Consolidated First-Quarter 2012 Results
- Owens Corning's primary safety metric improved by 23 percent over the company's full-year 2011 performance.
- First-quarter adjusted earnings before interest and taxes (EBIT) were $43 million in 2012 compared with EBIT of $61 million in the first quarter of 2011. In the first quarter of 2012, the company had certain items that were not the result of current operations. Before adjusting for these items, Owens Corning's first-quarter 2012 EBIT was a loss of $12 million. (See Table 2 for a reconciliation of these items.)
- Volume growth in all three businesses drove nine-percent revenue improvement in the first quarter of 2012 over the same period last year.
Owens Corning today announced that its Board of Directors has authorized the company to repurchase up to 10 million additional shares of Owens Corning's outstanding common stock. Under a previously announced share repurchase program, 3.7 million shares continue to be available for repurchase.
Although there continues to be uncertainty in the macro-economic outlook, Owens Corning expects to grow adjusted EBIT in 2012 based on an improving U.S. housing market and continued growth in global industrial production.
Despite weakness in the European glass fiber reinforcements market, the company believes that global glass reinforcements demand will continue to grow in 2012.

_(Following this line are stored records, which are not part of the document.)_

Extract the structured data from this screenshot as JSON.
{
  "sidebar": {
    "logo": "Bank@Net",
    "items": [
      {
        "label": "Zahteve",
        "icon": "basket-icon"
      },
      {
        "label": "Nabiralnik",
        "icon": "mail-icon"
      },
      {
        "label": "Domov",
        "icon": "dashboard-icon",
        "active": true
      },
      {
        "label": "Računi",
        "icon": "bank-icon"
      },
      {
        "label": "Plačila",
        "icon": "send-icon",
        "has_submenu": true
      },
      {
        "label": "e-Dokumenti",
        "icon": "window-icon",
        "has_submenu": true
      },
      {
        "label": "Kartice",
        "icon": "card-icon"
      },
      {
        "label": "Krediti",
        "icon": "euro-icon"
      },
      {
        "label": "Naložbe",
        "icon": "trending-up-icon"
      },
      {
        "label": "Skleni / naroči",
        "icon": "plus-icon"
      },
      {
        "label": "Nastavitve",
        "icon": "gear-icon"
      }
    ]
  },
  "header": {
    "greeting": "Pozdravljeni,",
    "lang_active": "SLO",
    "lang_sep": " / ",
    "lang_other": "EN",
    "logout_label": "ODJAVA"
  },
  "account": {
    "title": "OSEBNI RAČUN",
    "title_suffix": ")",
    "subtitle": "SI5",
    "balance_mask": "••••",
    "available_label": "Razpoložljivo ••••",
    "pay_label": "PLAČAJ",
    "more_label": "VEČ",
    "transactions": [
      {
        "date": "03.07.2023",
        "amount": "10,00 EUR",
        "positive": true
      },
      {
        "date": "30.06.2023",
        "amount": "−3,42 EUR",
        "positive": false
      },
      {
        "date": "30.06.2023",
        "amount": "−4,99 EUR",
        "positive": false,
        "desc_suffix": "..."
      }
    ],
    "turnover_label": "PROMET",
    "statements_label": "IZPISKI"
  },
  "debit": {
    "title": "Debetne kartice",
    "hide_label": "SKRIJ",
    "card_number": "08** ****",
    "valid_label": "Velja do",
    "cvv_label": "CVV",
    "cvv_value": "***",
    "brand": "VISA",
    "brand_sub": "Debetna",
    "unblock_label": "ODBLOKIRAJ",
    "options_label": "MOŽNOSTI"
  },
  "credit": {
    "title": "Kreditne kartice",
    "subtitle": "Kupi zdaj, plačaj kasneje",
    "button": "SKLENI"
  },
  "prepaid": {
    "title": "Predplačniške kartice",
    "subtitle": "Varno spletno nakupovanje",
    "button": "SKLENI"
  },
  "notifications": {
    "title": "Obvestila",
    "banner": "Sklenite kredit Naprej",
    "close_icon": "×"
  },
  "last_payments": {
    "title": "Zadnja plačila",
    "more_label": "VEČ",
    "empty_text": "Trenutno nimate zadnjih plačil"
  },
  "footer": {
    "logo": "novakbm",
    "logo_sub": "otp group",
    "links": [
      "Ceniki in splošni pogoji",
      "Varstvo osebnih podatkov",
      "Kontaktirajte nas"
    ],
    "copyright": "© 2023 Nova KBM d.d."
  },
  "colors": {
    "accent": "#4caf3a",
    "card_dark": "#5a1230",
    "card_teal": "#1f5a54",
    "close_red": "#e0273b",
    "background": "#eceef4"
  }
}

As previously announced, the company is taking actions in its Composites segment to balance supply and to improve the sustainable competitive position of its European assets. In the first quarter, the company made progress in implementing these actions to transform its Composites operation into a global network of low-delivered-cost assets and to position the business to return to double-digit margins in 2013. In conjunction with these actions, the company anticipates incurring approximately $130 million in charges in 2012 through early 2013.
In the Building Materials segment, the company expects another year of strong financial performance in Roofing based on its current outlook for volumes and pricing. The company continues to believe Insulation will significantly narrow losses in 2012 on improved U.S. housing.
Cash taxes are expected to be about $30 million in 2012, due to the company's $2.3 billion U.S. tax net operating loss carry forward. The company estimates a long-term effective tax rate of 25 percent to 28 percent based on the blend of effective tax rates for its U.S. and non-U.S. operations. The effective book tax rate for 2012 is expected to be about 25 percent on adjusted earnings.
The company expects general corporate expenses to be between $110 million and $120 million in 2012. General corporate expenses include corporate staff and other activities that support the operations. Expenses will be higher in 2012 primarily due to increased pension expense and higher year-over-year incentive compensation costs.
Depreciation and amortization expenses are expected to be as much as $320 million in 2012, excluding the impact of the restructuring actions in Europe.
Capital expenditures in 2012 are expected to be about $350 million.